Kata seorang sohib baik pada suatu hari. “Doain ya,” jawabku. Besoknya ada lagi temen yang nanya, mana bukunya mana bukunya. Ehehe yang ditanya tak lebih tahu dari yang menanya. Sedih akutu. Ini berarti menandakan ketidakproduktivitasanku dalam menulis. Ya, menurun. Buktinya juga ini blog jarang diisi. Masih nulis sih tapi cuman kepsyen kepsyen di status WA sama instagram. Facebook pun udah enggan buat ditengok, padahal sumber tulisan terbesar ya dari facebook pas itu. Terbantu banget sama aplikasi notes. Namun seiring jaman digital yang pindahan ke istagram, facebook kini kutinggalkan hingga pembaca-pembacaku pun juga ikutan pindahan.

Well. Inilah salah satu ikhtiarku untuk kembali menemukan semangat menulis itu. Aku sadar, bahwa adaa banyaaak banget inspirasi yang harus aku dituliskan, dan aku merasa berkewajiban menuliskan itu. Setidaknya untuk mengobati diri sendiri. Ya, nulis masih menjadi salah satu obat paling manjur untuk ‘mengepuk-ngepuk diri’. Untuk menenangkan hati tanpa bermaksud mencari pembenara. Nulis adalah salah satu sarana untuk berdamai dengan diri sendiri, mau memaafkan, dan mencari ruang pemakluman yang panjang tiada bertepi. Menulis adalah terapi, setidaknya untuk menghadapi diri sendiri. Perkara orang lain terinspirasi, atau tergerak untuk melakukan hal baik setelah baca tulisan kita; itu urusan nomor dua. Alhamdulillah jika tulisan receh itu ada manfaat dan gunanya. Kan, jadi terhura.
www.instagram.com/merapikan.rasa

Yeah, mengapa merapikan rasa? Meski ini bukan bulan Juli dimana biasanya banyak inspirasi (why? Juli itu identik libur kuliah yang berarti banyak waktu luang. Sedang waktu luang adalah waktu bahaya yang biasanya kita terlena oleh kegalauan yang berujung pada banyaknya inspirasi yang bermunculan. Hahaha, tentu you know what I mean).
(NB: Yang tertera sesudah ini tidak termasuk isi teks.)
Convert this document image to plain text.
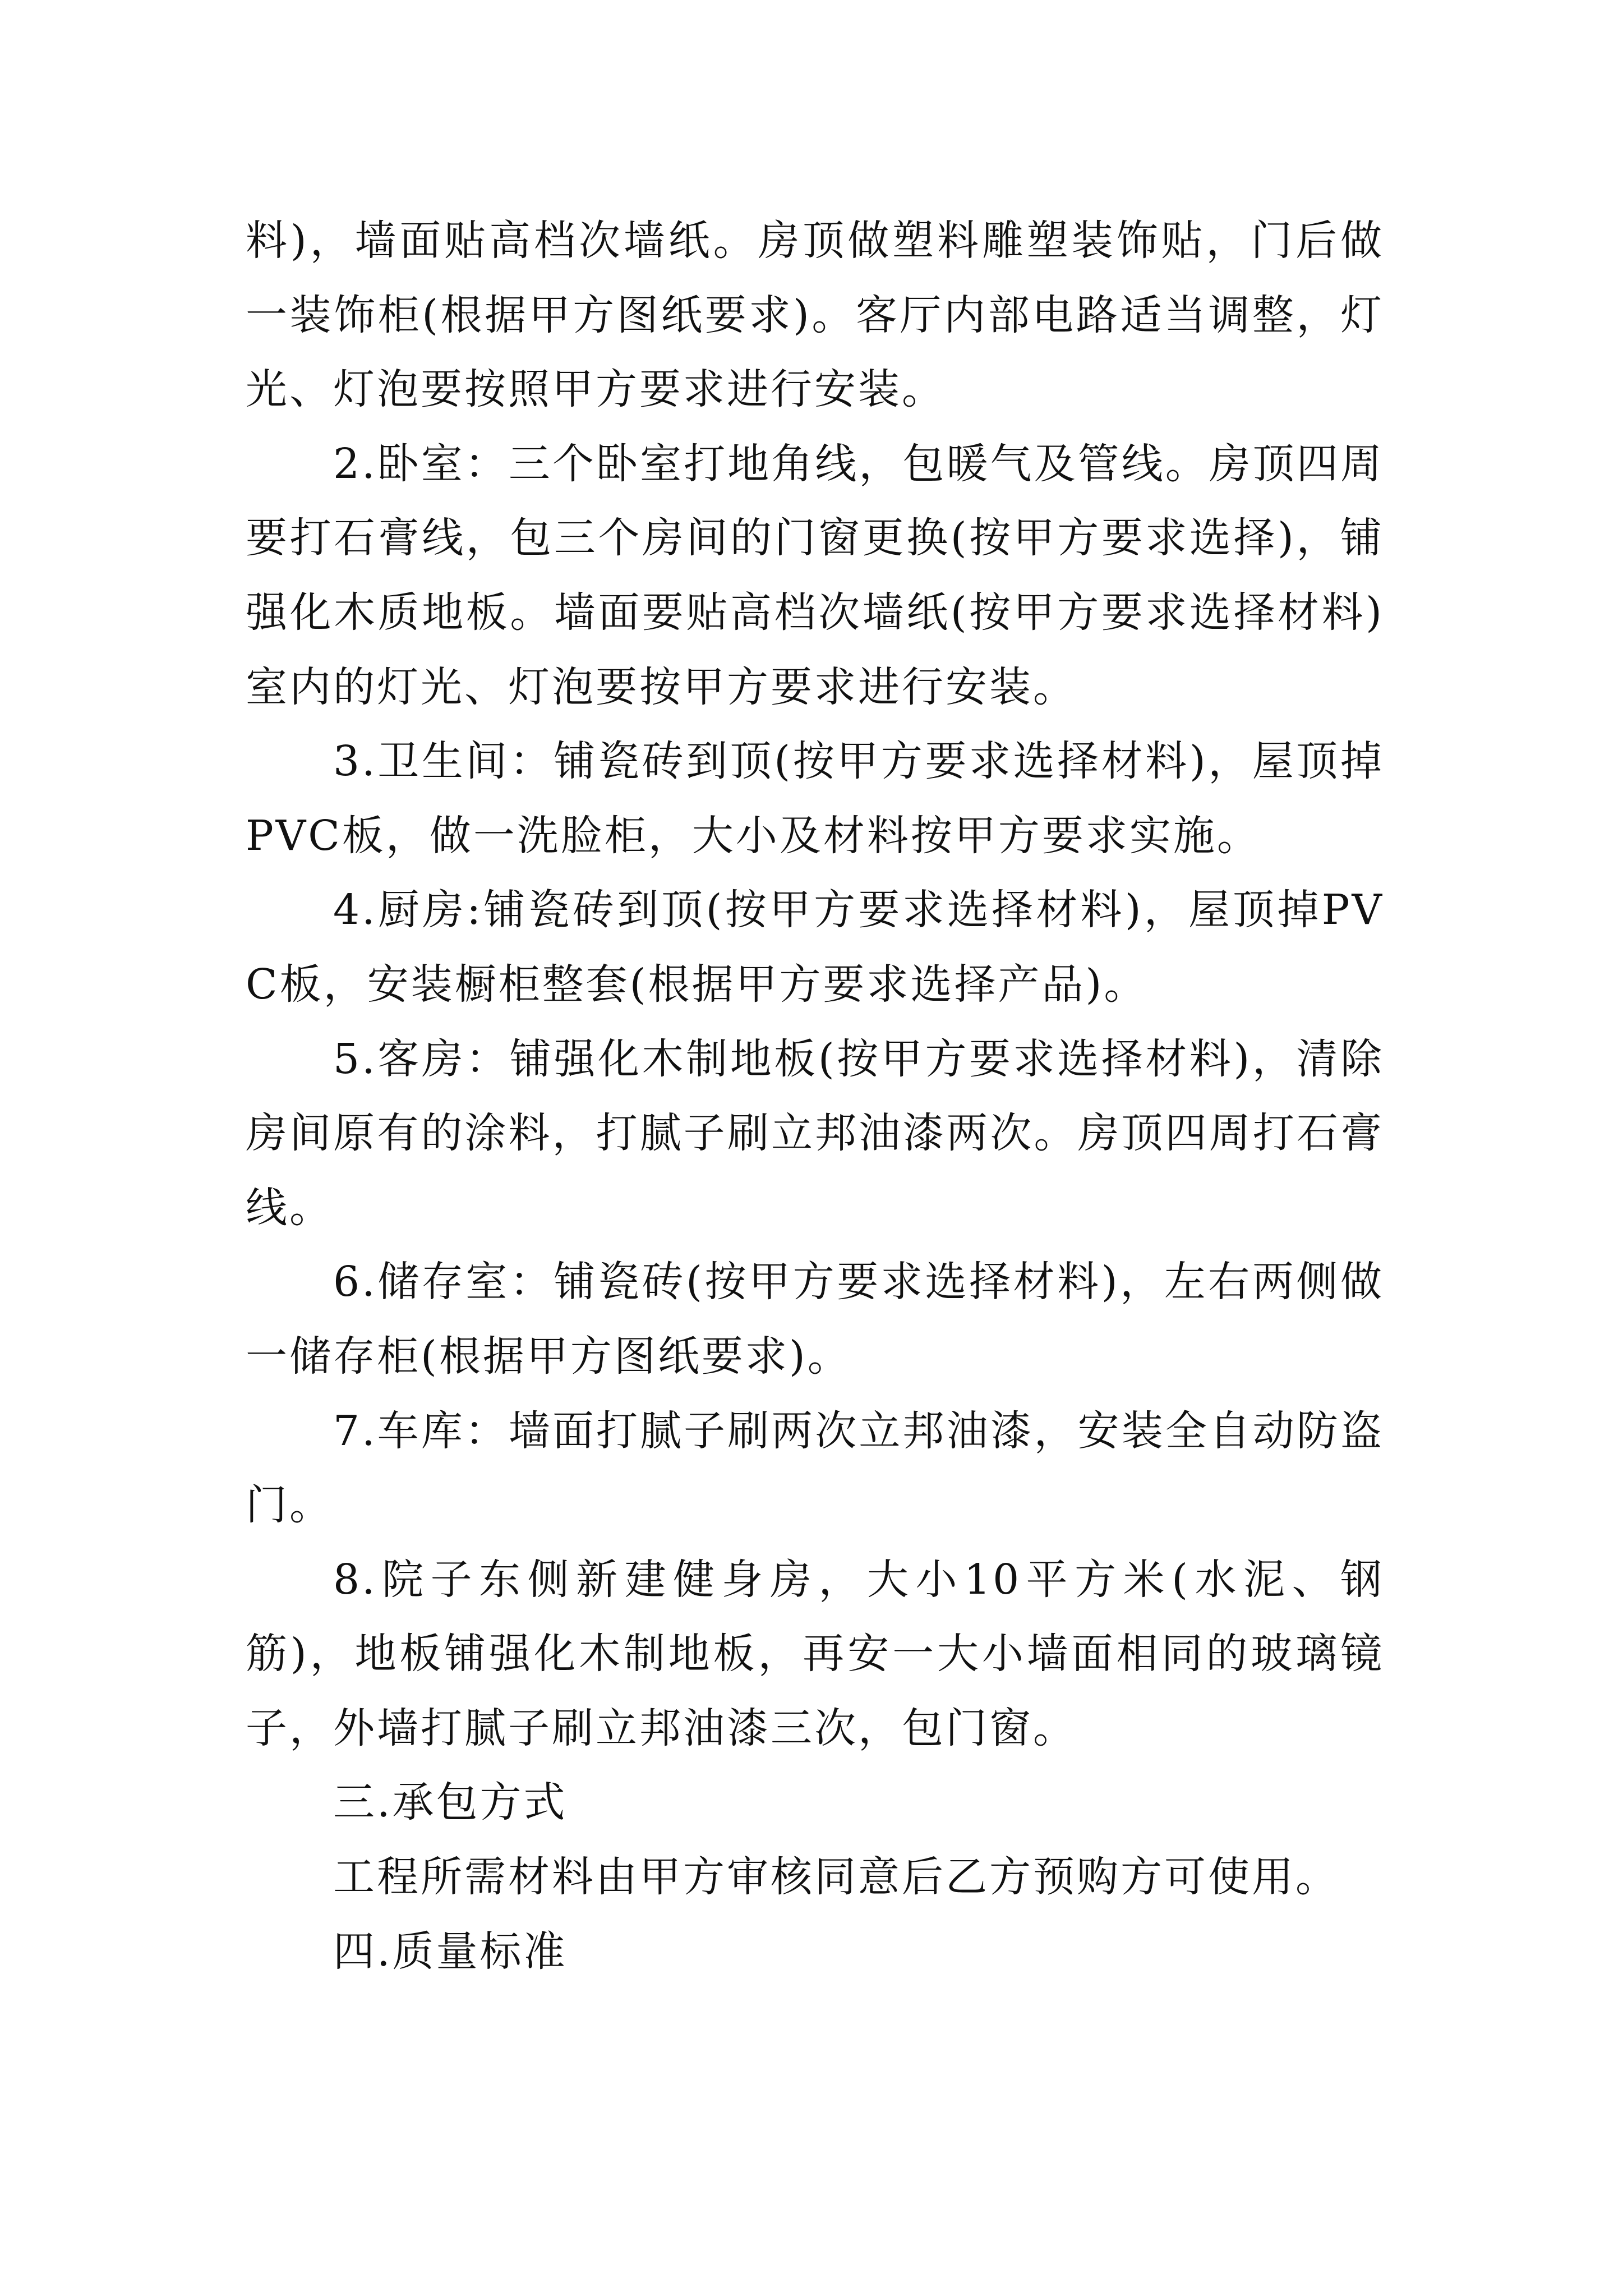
料)，墙面贴高档次墙纸。房顶做塑料雕塑装饰贴，门后做一装饰柜(根据甲方图纸要求)。客厅内部电路适当调整，灯光、灯泡要按照甲方要求进行安装。

2.卧室：三个卧室打地角线，包暖气及管线。房顶四周要打石膏线，包三个房间的门窗更换(按甲方要求选择)，铺强化木质地板。墙面要贴高档次墙纸(按甲方要求选择材料)室内的灯光、灯泡要按甲方要求进行安装。

3.卫生间：铺瓷砖到顶(按甲方要求选择材料)，屋顶掉PVC板，做一洗脸柜，大小及材料按甲方要求实施。

4.厨房:铺瓷砖到顶(按甲方要求选择材料)，屋顶掉PVC板，安装橱柜整套(根据甲方要求选择产品)。

5.客房：铺强化木制地板(按甲方要求选择材料)，清除房间原有的涂料，打腻子刷立邦油漆两次。房顶四周打石膏线。

6.储存室：铺瓷砖(按甲方要求选择材料)，左右两侧做一储存柜(根据甲方图纸要求)。

7.车库：墙面打腻子刷两次立邦油漆，安装全自动防盗门。

8.院子东侧新建健身房，大小10平方米(水泥、钢筋)，地板铺强化木制地板，再安一大小墙面相同的玻璃镜子，外墙打腻子刷立邦油漆三次，包门窗。

三.承包方式

工程所需材料由甲方审核同意后乙方预购方可使用。

四.质量标准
Merapikan rasa sengaja kubuat bukan hanya untuk menampilkan satu project saja. Namun didalamnya akan ada konten-konten tentang hujan doa dan prosa “rumah” yang sudah kubuat tahun lalu. Atau, bisa jadi kolaborasi ketiganya. Entah, nanti kita lihat seperti apa. Yang penting jangan protes ya, ahahaha. Terhadap korban-korban akun sebelumnya macam tomodachi dan fatihhulya, kalian boleh rehat dulu. Ibu mau ngebesarin merapikan rasa, insyaAllah include soal kalian juga kok. (kan, mulai ngelantur lagi).
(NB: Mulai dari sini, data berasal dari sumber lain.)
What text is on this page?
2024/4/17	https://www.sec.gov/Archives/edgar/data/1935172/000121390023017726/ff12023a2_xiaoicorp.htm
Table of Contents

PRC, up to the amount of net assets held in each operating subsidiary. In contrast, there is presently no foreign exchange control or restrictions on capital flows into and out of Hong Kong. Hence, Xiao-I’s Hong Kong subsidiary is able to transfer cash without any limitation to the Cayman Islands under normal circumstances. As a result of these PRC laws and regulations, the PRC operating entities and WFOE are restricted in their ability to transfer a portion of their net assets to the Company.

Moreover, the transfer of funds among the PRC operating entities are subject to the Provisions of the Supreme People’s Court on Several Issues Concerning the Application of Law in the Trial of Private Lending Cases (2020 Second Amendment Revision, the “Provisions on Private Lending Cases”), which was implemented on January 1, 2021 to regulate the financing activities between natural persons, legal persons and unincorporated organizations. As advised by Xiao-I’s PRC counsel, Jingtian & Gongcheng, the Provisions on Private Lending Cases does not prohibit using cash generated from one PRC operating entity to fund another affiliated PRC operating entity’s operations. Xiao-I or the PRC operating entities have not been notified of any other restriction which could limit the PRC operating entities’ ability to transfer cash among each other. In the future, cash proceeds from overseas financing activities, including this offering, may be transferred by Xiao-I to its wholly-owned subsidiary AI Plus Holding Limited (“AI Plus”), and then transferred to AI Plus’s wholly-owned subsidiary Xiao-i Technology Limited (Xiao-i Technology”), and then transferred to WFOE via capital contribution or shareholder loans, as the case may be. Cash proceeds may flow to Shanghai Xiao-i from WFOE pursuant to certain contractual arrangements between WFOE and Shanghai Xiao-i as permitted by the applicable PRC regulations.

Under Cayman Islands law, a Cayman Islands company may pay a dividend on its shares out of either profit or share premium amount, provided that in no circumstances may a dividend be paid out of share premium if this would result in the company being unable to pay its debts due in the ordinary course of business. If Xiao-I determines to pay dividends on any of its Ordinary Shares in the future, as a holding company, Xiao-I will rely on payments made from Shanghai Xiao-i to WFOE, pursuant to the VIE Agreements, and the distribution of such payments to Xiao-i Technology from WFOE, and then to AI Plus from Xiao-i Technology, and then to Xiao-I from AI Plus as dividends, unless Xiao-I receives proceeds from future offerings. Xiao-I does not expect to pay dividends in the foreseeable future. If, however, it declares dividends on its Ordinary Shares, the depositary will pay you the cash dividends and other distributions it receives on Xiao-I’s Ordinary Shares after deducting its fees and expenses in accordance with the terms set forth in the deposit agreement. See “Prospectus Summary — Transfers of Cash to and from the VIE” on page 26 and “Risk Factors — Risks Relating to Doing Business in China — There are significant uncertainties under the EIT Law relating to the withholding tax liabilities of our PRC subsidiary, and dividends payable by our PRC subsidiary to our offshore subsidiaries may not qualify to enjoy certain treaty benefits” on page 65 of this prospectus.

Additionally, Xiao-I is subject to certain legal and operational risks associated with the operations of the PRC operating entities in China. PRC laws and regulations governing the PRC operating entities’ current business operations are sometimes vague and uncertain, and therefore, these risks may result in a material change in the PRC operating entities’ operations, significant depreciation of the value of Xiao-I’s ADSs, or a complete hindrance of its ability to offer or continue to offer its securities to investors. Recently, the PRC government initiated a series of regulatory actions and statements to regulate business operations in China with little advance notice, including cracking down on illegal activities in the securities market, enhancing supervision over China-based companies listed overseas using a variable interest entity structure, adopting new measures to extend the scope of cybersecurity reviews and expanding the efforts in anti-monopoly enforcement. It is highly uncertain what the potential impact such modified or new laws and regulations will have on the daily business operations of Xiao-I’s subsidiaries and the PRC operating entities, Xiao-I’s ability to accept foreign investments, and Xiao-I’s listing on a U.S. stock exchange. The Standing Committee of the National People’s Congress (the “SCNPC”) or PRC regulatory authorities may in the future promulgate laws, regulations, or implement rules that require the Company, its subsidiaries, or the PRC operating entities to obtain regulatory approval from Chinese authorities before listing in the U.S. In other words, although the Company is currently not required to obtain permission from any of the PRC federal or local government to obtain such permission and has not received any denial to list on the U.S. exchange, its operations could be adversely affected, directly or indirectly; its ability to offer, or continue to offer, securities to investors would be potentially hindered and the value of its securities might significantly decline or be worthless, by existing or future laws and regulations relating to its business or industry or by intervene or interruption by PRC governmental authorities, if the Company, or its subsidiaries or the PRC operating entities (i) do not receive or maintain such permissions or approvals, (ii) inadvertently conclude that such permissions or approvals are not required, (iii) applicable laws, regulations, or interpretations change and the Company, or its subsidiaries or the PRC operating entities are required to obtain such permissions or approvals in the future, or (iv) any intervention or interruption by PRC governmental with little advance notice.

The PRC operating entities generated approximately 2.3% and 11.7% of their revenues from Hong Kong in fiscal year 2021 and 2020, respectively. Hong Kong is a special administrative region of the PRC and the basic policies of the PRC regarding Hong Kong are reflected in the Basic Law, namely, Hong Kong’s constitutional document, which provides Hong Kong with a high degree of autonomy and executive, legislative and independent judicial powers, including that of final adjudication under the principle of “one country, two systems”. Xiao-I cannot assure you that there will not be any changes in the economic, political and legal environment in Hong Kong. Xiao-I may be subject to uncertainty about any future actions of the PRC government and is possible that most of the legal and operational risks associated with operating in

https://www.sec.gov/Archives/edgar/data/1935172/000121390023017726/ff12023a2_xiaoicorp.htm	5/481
Well, di tanggal sembilan belas bulan dua belas tahun dua ribu sembilan belas (Ya Allah baru nyadar ini tanggal cantik, kenapa ga nikah hariini aja biar cantik. Wkwk), aku mendeklarasikan eh melaunching akun baru ini. Akun baru yang akan senyap kuisi dan tak ku publish dengan akun pribadi (Semoga ga tergoda ya Allah), setidaknya sampai kontennya banyakan dulu. Biar ga mandeg nulisnya. Sengaja ga follow siapapun dan ga difollow siapapun biar bisa fokus nulisnya. Bukan scrollingnya. Haha. Ya mungkin yang tahu dan yang bakal nge follow sebelum launching beneran ya orang-orang yang baca tulisan ini (emang ada? Ya kali, barangkali ada) dan juga orang-orang yang teliti bin niat baca bio di IG. Hehe.

Okesiap, sekian prolog mengenai merapikan rasa. Semoga kita mampu merapikan segala rasa yang ada hingga tak terperdaya oleh tipu daya dunia ya. Semoga, lahirnya karya-karya baru ini juga makin mendekatkan kita pada sang pemilik cinta. Soalnya, sayang banget kan kalo udah capek-capek gini ternyata kita gadapet apa-apa. Pedihnya lagi, ga dapet ridhoNya. Semoga Allah suka, ya!

Pacitan, 19/12/19, selesai ditulis pukul 14.11 sebakda hujan deres banget menerpa halaman dan genteng rumah. Malu akutu sama Bapak yang always produktif bergerak kemana-mana sementara aku glundang-glundung gini. Doain kami bahagia dalam naungan ridhoNya :”)

Eits! Udah, malah nulis lagi. Abis ini mau ngirim lahap soal sama nyeterika. Haha. Bye semua. Assalamu’alaykum!